ISO/IEC 15444-6:2003/Amd.1:2007(E)
Foreword
ISO (the International Organization for Standardization) and IEC (the International Electrotechnical
Commission) form the specialized system for worldwide standardization. National bodies that are members of
ISO or IEC participate in the development of International Standards through technical committees
established by the respective organization to deal with particular fields of technical activity. ISO and IEC
technical committees collaborate in fields of mutual interest. Other international organizations, governmental
and non-governmental, in liaison with ISO and IEC, also take part in the work. In the field of information
technology, ISO and IEC have established a joint technical committee, ISO/IEC JTC 1.
International Standards are drafted in accordance with the rules given in the ISO/IEC Directives, Part 2.
The main task of technical committees is to prepare International Standards. Draft International Standards
adopted by the technical committees are circulated to the member bodies for voting. Publication as an
International Standard requires approval by at least 75 % of the member bodies casting a vote.
Attention is drawn to the possibility that some of the elements of this document may be the subject of patent
rights. ISO and IEC shall not be held responsible for identifying any or all such patent rights.

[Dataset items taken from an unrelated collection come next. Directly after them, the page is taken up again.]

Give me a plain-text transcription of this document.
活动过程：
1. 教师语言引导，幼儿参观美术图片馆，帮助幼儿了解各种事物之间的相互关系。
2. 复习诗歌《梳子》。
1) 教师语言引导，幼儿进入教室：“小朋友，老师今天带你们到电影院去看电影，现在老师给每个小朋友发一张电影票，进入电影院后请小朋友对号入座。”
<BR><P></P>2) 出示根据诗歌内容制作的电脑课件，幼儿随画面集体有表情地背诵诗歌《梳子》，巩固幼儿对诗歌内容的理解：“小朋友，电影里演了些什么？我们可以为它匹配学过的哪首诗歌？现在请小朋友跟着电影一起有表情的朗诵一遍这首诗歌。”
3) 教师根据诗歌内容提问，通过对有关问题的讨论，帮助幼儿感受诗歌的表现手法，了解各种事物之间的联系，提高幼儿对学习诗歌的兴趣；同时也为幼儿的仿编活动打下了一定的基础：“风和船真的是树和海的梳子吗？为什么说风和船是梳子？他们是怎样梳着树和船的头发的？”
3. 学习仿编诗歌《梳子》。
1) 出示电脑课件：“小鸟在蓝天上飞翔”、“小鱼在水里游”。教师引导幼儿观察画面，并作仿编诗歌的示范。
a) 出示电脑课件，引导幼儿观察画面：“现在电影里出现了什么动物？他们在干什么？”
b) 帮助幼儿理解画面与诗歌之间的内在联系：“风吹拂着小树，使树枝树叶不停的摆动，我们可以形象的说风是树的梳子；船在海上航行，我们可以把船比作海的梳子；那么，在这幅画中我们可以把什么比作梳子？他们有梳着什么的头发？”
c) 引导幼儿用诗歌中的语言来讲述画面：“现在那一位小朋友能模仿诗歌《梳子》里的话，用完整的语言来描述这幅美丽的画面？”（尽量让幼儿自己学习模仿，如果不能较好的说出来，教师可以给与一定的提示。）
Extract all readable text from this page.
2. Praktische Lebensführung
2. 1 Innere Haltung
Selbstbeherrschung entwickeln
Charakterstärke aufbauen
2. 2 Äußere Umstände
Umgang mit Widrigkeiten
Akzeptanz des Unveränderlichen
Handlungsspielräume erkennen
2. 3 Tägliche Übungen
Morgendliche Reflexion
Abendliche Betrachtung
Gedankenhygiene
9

Amendment 1 to ISO/IEC 15444-6:2003 was prepared by Joint Technical Committee ISO/IEC JTC 1,
Information technology, Subcommittee SC 29, Coding of audio, picture, multimedia and hypermedia
information.
© ISO/IEC 2007 – All rights reserved iii
---------------------- Page: 3 ----------------------
ISO/IEC 15444-6:2003/Amd.1:2007(E)
Information technology — JPEG 2000 image coding system —
Part 6:
Compound image file format
AMENDMENT 1: Hidden text metadata
Add the following normative references to 2.2:
IETF RFC 1950, ZLIB Compressed Data Format Specification version 3.3, May 1996
IETF RFC 1951, DEFLATE Compressed Data Format Specification version 1.3, May 1996
IETF RFC 2045, Multipurpose Internet Mail Extensions (MIME) Part One: Format of Internet Message Bodies
IETF RFC 2396, Uniform Resource Identifiers (URI): Generic Syntax, August 1998
W3C, Cascading Style Sheets, level 1 (CSS1) Specification, http://www.w3.org/pub/WWW/TR/REC-CSS1
W3C, Cascading Style Sheets, level 2 (CSS2) Specification, http://www.w3.org/TR/REC-CSS2
W3C, HTML 4.01 Specification, http://www.w3.org/TR/html401
W3C, XHTML 1.0 Extensible HyperText Markup Language, Second Edition, http://www.w3.org/TR/xhtml1
W3C, XML Schema Part 0: Primer, Second Edition, http://www.w3.org/TR/xmlschema-0
W3C, XML Schema Part 1: Structures, Second Edition, http://www.w3.org/TR/xmlschema-1
W3C, XML Schema Part 2: Datatypes, Second Edition, http://www.w3.org/TR/xmlschema-2
Add the following terms and definitions to Clause 3:
3.23
hidden text
symbolic representation for the characters and words found in an image
3.24
annotation
particular region of a page in a JPM document that has associated a URL reference, a note or a highlight
3.25
hidden text XML
XML data which describe hidden text and annotations for a single page in a JPM file and which conform to the
schema in Annex H
3.26
compressed hidden text XML
hidden text XML data compressed using the mechanisms defined in F.2
© ISO/IEC 2007 – All rights reserved 1
---------------------- Page: 4 ----------------------
ISO/IEC 15444-6:2003/Amd.1:2007(E)
3.27
hidden text UUID box
UUID box containing compressed hidden text XML
3.28
hidden text XML Schema
XML Schema for hidden text XML, as defined in H.1
Add the following abbreviations to Clause 4:
HTX Hidden Text XML
Add the following subclause after 5.2.8:
5.3 Hidden Text Metadata
Hidden text metadata is data representing the text, text elements and text flow associated with an image. In
the context of this standard, hidden text is associated with a particular region of a page in a JPM document.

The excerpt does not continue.